Coach Saad Al-Shehri, who has been in charge of the side for three years, does not shy from the fact his Young Falcons are here primarily to gain experience and develop ahead of a crucial U23 Asian Championships, which offers direct qualification to the Olympic Games.

Yet he is also aware the deeper his side go this month, the more it will ultimately benefit the Kingdom’s Tokyo 2020 objective.
“We are playing here with an Under-21 team in a tournament that is for Under-23s,” he said. “But I believe in these players. I worked with them at the Under-20 World Cup in 2017 in Korea and this team is the future of Saudi Arabia. I do not doubt that, and the Federation is in agreement.
“The players need more experience, more games and strong tournaments, but we all believe in them and our work will continue on this path. This is the squad that we want to qualify for Tokyo.”
Al-Shehri arrived at the Games playing down the importance of results and focusing on performances, but after two games in Jakarta, his team sit joint-top of Group F alongside Iran, with whom they drew 0-0 in their opening game. A comfortable 3-0 victory over Myanmar on Friday means progress to the knock-out stages is all but secure, with today’s match against North Korea offering an opportunity to secure an easier Round of 16 draw.

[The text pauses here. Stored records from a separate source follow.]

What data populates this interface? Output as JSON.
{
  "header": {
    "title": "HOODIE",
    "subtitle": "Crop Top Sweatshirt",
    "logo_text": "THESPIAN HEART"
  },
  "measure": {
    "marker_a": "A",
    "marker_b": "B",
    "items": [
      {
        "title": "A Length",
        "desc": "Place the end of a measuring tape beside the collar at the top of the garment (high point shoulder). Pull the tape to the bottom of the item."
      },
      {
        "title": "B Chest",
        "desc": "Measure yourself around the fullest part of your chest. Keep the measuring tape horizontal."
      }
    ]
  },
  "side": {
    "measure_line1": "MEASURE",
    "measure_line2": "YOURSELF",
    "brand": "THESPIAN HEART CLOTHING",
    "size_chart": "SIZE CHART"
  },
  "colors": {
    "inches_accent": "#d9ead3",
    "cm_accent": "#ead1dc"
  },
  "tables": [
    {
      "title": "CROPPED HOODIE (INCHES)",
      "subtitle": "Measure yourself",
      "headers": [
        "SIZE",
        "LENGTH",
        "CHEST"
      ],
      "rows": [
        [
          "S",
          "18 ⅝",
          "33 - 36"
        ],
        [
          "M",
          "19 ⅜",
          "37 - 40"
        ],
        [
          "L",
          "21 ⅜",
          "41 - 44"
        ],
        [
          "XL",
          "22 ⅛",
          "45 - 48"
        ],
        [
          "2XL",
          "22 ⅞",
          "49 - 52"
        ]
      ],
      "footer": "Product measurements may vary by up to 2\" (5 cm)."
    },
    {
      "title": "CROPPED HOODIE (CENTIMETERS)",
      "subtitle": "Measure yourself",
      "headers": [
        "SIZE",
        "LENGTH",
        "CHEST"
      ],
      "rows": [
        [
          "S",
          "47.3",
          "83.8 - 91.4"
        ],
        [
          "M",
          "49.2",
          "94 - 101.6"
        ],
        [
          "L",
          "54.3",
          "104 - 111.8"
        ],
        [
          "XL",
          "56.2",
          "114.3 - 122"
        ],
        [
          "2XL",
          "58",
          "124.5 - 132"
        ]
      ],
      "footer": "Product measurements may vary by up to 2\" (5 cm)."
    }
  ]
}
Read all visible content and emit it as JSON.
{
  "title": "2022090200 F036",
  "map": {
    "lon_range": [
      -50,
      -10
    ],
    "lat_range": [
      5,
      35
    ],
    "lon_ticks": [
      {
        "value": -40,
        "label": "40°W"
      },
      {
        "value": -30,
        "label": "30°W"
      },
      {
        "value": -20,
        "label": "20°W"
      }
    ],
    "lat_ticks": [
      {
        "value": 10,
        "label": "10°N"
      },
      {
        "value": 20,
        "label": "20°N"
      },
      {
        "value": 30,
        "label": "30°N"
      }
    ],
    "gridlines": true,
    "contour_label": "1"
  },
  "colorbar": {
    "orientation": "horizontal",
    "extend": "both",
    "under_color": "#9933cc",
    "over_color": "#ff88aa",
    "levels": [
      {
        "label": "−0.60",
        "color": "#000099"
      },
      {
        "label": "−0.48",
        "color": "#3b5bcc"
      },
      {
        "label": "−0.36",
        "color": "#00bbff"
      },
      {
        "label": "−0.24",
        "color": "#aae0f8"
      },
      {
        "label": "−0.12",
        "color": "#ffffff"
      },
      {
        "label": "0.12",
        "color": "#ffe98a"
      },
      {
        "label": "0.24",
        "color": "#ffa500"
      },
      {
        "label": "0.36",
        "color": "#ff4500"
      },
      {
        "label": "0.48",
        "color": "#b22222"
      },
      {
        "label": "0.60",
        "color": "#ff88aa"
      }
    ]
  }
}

Finalists in 2014, North Korea were expected to prove the most difficult opponent of the group stage, yet a draw with Myanmar and a 3-0 humbling by Iran have altered expectations for both sides. Al-Shehri, who will be without key playmaker Ayman Al-Khulaif today through suspension, is now expected to make several changes to avoid fatigue in what will be the Young Falcons’ third game in five days.
“I have 20 players and trust them all,” Al-Shehri told Arab News. “I am confident we can play a good game against North Korea because we have players hungry and waiting to take their chance. Everybody is ready to play and be involved. Whether we win or lose… all we want is to play games. We need to play more games to improve and the further in the tournament we go, the more games we play, so if we get to the final it’s very good for us regardless. Every single game we play between now and the Tokyo qualifiers is very important for us.”
Al-Khulaif, 21, has been instrumental in his side’s results so far, proving a constant outlet on the right of midfield and drawing nine fouls, including two penalties. The Al-Ahli playmaker made his Pro League debut last season, coming on as a 90th minute substitute for Taiser Al-Jassem against Ohod, and will hope this tournament can help him catch the eye of new Al-Ahli boss Pablo Guede.
Forced to sit out today’s match, he is looking to the positives. “I am sad to miss the next game, but I trust fully in my teammates to get a good result and it gives me a chance to rest and, inshallah, prepare better for the knock-out stages.”